For the most part, yes. After learning the basic mechanics of where to hit the ball and the effects of throw, if you align yourself and stroke straight, the ball will go in. It doesn't even take that much accuracy because your subconcious does the rest. Alignment is found through intuition and experience no matter how you do it. Stroke is based in proper practice and table time.
That is incorrect. Alignment happens when objects are brought into a line with each other. Accuracy is important. Reliance on your subconscious to do the aligning is foolish in my opinion and is what holds a lot of player's back.
I would be willing to bet everything I have ever earned in my life and everything I will ever earn than I can prove you wrong.
The way I would do it is to give two players the basics of mechanics and the knowledge of throw. One player would be taught to aim and the other player would not be given any instruction on aiming.

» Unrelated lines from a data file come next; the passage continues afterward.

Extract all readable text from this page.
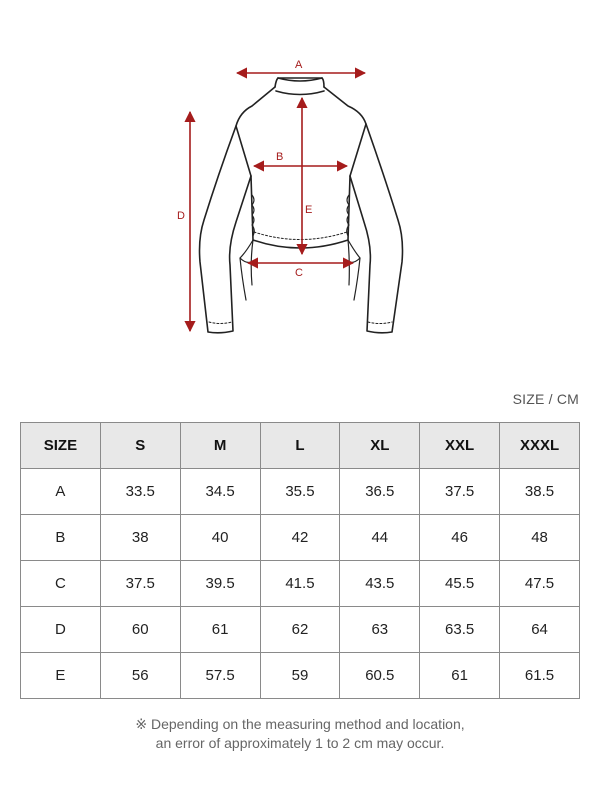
A
B
C
D	E
SIZE / CM
SIZE	S	M	L	XL	XXL	XXXL
A	33.5	34.5	35.5	36.5	37.5	38.5
B	38	40	42	44	46	48
C	37.5	39.5	41.5	43.5	45.5	47.5
D	60	61	62	63	63.5	64
E	56	57.5	59	60.5	61	61.5
※ Depending on the measuring method and location,
an error of approximately 1 to 2 cm may occur.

After one week I am certain that the player who was taught to aim would be pocketing more balls.
Aiming systems help by giving you confidence in your alignment, if you already have that confidence, an aiming system wont do anything. If an instructor taught a student to do a back flip before every shot and that gave the student confidence in his alignment, it would help as much as CTE. Unfortunately, that effect wont last forever.
This is also wrong. A player can be aligned wrong and be 100% confident that they are right. In fact what often happens when a player is taught CTE is that they are NOT confident in the alignment and yet the ball goes in. The reason that they are not confident is because they were aligned WRONG previously where they felt that they were right.
Why do you think that people use sights and laser guided systems to line up to targets? They use them because "feeling" isn't good enough. The subconscious isn't magically able to make people line up perfectly to targets. By the same token CTE gives players something concrete to use a guideline.
If you are used to a cue and it doesn't have any serious defects, it doesn't matter if its a $20 budwiser cue or a predator, you will be the same skill level.
Really? What is a "serious defect"? Of course the player will have the same skill level. But if you think that the cue he is using has no bearing on how well he can perform then you are seriously mistaken.
So how do you measure what cue performs better than another? How do you know that CTE is better than ghost ball? Are you saying that Efren would have been a better player in the 80's and 90's had he been using a Predator and CTE rather than a cue made from bowling alley wood and whatever the heck he uses to aim?
First of all bowling alley wood is some of the best wood that can be used in any wooden product but I understand your meaning. Measuring how well a cue performs is something that Predator has pioneered. But before that it was just players who could feel it. They may not be able to tell how a cue is made as the results of the Texas Express experiment found out but they definitely know a good "hit" and a bad hit when they use a cue. I had this conversation with Rodney Morris before and he explained as you know when you can draw your ball a certain way with one cue as opposed to another.
How do I know CTE is better than Ghost Ball? Personally I know it because Ghost Ball is imprecise from it's very name. Anytime you are asking a person to imagine an object and then use that imaginary object to align themselves to solid objects you are dependent on that person's ability to imagine and perceive. At the very least any person who can see can put their finger on the "edge" of the object ball, they can get damn close to the center of the cue ball. Ask them to put their finger on the table at 2.25" from teh center of the object ball in line with the pocket and I will bet you that they are wrong more often than they are right.
If he had time to adjust to the K-mart cue and it doesn't affect his confidence, yes he would. That is, he would until it starts falling apart due to cheap construction.
Doesn't it occur to you that how the cue feels when Johnny tries to draw his ball, i.e. when he has to work harder to do that, affects his confidence? And the very act of working harder to accomplish the same task proves that the cue has a performance difference.
Like I said above, if they both learn where the object ball has to be hit, if there is any better performance at all, it will be because of confidence rather than a superior aiming system.
And how does one learn where the object ball has to be hit?
Through a proper aiming system. You take your guy and teach him how to stroke without showing him how to aim. I will teach my guy how to stroke AND an aiming system - my guy will bust your guy.